Key responsibilities of the enforcement agent include:

Application and Tool Discovery: The agent identifies all known AI desktop applications, browser-based AI tools, and CLI coding agents running on the machine. This provides administrators with a real-time inventory of AI usage across the fleet.
Transparent Traffic Routing: It automatically and transparently routes traffic from these applications to the organization's AI gateway. The user does not need to configure anything; the tools they already use are simply brought under governance.
Policy Enforcement: By forcing traffic through the gateway, the agent ensures all policies—budgets, guardrails, audit requirements—are applied, even to previously ungoverned tools.
Block/Allow Capabilities: Based on policy from the control plane, the agent can either route an application's traffic or block it entirely, preventing the use of unapproved AI tools on company devices.

This architecture ensures that governance follows the user and the application, regardless of how or where the AI tool is run.

Plane 3: The Management Plane (MDM Platform)

The management plane is the mechanism for deploying, configuring, and maintaining the enforcement agent across the entire fleet of company devices. This is the role of Mobile Device Management (MDM) or Unified Endpoint Management (UEM) platforms like Jamf, Microsoft Intune, or Kandji.

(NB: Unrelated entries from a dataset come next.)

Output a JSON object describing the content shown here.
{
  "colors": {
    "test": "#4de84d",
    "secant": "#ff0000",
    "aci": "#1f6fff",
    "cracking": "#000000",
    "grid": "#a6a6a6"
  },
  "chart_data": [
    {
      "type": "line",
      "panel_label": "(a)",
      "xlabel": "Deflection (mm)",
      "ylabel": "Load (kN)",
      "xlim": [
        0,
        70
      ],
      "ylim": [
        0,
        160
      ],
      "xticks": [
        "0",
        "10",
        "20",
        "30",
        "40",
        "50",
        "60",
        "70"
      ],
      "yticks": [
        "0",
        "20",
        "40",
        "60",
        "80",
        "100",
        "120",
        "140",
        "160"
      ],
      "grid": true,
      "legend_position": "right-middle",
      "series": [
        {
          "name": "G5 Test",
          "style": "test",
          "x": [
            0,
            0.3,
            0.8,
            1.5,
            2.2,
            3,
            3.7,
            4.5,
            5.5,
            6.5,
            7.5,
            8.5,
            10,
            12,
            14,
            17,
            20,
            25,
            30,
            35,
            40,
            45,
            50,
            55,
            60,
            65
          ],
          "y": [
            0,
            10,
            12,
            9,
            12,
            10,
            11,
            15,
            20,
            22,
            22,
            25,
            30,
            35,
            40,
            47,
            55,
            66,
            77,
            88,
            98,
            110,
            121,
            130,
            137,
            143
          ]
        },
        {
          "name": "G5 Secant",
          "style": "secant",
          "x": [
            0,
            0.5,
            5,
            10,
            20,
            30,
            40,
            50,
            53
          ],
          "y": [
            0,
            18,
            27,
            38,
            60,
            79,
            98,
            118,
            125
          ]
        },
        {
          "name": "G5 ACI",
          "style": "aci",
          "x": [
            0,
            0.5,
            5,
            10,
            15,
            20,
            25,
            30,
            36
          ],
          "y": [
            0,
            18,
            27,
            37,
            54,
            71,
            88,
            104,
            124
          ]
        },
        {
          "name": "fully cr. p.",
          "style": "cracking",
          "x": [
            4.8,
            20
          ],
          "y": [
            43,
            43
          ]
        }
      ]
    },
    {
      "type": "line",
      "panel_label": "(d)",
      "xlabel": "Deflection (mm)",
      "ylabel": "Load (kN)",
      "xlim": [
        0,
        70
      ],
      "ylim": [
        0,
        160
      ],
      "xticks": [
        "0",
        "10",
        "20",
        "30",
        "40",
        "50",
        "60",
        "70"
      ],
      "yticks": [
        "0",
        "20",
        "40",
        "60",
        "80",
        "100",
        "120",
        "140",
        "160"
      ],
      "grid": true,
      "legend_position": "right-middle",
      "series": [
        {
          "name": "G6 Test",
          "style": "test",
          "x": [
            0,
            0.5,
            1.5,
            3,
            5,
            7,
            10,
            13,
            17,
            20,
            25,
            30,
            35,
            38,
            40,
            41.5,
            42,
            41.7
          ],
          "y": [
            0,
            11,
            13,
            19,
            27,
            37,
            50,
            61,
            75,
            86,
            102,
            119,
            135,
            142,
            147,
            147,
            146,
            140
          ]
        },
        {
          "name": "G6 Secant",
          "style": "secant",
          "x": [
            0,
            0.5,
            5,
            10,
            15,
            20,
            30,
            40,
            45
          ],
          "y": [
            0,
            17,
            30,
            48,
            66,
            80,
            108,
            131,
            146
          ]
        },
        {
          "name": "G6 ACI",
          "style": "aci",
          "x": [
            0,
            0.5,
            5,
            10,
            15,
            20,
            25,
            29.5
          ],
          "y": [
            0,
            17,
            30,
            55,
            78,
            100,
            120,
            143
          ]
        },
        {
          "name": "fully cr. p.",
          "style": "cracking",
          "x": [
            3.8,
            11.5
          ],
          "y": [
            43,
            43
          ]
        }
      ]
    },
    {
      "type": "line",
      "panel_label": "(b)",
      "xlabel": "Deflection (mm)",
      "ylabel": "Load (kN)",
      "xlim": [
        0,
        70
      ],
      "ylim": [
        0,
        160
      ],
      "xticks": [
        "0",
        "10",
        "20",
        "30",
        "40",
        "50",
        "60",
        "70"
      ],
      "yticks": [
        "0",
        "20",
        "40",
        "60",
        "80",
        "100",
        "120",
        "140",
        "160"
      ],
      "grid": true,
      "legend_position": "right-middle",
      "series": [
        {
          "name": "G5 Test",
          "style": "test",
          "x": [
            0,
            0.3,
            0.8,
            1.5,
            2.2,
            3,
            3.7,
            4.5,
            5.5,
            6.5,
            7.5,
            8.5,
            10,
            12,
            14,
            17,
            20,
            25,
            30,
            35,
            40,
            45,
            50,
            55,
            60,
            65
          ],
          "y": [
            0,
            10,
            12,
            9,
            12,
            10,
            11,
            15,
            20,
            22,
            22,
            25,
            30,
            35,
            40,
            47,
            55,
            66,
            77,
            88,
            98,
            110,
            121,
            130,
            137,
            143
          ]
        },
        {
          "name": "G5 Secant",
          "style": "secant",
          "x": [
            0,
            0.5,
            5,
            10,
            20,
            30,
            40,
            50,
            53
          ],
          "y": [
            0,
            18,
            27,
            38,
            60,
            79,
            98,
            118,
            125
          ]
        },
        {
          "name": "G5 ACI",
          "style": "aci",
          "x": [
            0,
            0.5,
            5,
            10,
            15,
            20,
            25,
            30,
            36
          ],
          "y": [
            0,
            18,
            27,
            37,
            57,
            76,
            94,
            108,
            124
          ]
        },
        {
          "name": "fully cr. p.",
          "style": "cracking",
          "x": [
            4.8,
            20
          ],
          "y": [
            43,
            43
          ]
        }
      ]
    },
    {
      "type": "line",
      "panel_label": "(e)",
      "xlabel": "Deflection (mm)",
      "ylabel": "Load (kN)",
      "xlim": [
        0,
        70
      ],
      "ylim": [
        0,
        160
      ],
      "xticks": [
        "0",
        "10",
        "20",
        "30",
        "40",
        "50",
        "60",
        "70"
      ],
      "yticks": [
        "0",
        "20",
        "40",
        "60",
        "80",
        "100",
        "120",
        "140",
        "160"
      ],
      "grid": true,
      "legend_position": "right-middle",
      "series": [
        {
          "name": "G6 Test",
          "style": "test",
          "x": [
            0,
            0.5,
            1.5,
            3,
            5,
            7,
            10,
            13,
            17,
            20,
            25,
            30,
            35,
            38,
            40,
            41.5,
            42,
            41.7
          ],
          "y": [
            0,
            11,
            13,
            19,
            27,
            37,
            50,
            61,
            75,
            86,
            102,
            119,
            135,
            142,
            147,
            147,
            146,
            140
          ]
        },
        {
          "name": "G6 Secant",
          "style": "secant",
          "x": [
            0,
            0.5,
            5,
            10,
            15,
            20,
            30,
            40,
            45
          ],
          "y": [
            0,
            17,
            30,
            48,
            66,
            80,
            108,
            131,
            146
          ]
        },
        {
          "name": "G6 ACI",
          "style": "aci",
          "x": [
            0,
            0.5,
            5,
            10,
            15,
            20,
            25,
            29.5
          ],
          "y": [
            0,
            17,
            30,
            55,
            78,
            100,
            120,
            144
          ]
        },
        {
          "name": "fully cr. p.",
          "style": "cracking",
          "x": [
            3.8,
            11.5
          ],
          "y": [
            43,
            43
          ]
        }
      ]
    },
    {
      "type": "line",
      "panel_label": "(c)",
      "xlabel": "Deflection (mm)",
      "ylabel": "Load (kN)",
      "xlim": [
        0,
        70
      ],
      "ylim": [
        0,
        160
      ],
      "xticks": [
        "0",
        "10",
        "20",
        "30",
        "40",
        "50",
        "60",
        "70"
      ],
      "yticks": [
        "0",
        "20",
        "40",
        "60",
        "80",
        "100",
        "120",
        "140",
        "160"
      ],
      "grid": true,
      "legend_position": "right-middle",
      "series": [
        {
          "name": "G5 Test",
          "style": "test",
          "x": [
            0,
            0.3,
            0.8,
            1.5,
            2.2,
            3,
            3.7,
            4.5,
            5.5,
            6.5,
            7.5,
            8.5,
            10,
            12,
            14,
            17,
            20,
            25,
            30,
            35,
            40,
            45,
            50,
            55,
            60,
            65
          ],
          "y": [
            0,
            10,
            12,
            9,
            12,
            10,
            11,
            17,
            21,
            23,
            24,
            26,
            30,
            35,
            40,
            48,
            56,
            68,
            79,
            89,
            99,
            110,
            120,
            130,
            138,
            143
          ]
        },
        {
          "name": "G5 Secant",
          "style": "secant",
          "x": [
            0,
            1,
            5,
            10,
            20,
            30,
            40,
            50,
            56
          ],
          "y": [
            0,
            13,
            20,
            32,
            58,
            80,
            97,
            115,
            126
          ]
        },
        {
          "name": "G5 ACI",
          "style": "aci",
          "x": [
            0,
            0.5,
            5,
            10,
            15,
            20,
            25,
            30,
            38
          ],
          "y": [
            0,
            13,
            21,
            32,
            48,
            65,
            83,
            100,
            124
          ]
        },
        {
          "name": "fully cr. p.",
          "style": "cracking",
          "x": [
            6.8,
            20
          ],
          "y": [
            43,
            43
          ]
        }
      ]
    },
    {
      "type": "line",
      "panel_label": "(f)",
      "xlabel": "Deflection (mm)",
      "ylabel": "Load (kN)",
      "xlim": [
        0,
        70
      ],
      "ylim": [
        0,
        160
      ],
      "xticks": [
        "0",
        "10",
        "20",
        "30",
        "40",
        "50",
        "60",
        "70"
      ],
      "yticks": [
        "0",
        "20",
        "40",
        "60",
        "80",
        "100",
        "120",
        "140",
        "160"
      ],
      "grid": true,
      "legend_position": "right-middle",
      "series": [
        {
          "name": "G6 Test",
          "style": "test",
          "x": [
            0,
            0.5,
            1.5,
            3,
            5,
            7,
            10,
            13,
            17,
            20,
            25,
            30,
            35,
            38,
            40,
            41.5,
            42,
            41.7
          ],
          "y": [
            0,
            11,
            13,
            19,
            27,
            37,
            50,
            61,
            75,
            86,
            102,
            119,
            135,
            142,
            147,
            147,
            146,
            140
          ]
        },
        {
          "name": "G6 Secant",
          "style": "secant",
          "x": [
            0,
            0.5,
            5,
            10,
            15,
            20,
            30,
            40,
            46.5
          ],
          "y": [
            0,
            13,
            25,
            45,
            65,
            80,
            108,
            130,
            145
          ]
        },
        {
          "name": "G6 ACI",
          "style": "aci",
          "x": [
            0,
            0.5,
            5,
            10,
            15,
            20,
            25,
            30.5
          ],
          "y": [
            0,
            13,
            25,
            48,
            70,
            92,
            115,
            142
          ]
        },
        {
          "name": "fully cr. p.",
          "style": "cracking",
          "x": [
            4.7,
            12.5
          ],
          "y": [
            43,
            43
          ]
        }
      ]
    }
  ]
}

MDM platforms are critical for operationalizing endpoint governance at scale. Their responsibilities include:

Silent, Fleet-Wide Deployment: Pushing the enforcement agent to all managed devices without requiring any user interaction.
Managed Configuration: Securely delivering the initial configuration to the agent, such as the address of the organization's AI gateway. This avoids hardcoding sensitive information and allows for centralized updates.
Health and Status Monitoring: Reporting on the installation status and health of the enforcement agent across all devices.
Lifecycle Management: Handling updates and uninstallation of the agent as needed.

Using an MDM platform turns the endpoint agent from a tool that must be manually installed into a standard, non-bypassable component of the corporate software stack.

Putting It All Together: The Governed AI Request Flow

When these three planes work in concert, the flow for governing a request from an employee's laptop looks like this:

Deployment: The MDM platform (Management Plane) deploys the endpoint agent (Enforcement Plane) to a new company laptop with a managed configuration pointing it to the corporate AI gateway (Control Plane).
User Action: An employee opens an AI tool on their laptop—for example, the Claude Desktop app.
Interception & Routing: The endpoint agent detects the network request from the app, intercepts it, and securely routes it to the AI gateway.
Policy Adjudication: The AI gateway receives the request. It checks the user's identity, attaches the correct virtual key, verifies the request against assigned budgets and guardrails, and logs the entire transaction.
Execution: If the request is compliant, the gateway forwards it to the upstream LLM provider. The response is routed back through the gateway, inspected by guardrails again, and then sent to the user's application.

This architecture creates a system where policy is managed centrally, but enforcement is everywhere. It makes AI usage both safe and visible, eliminating the risks of shadow AI without having to block tools that make employees more productive.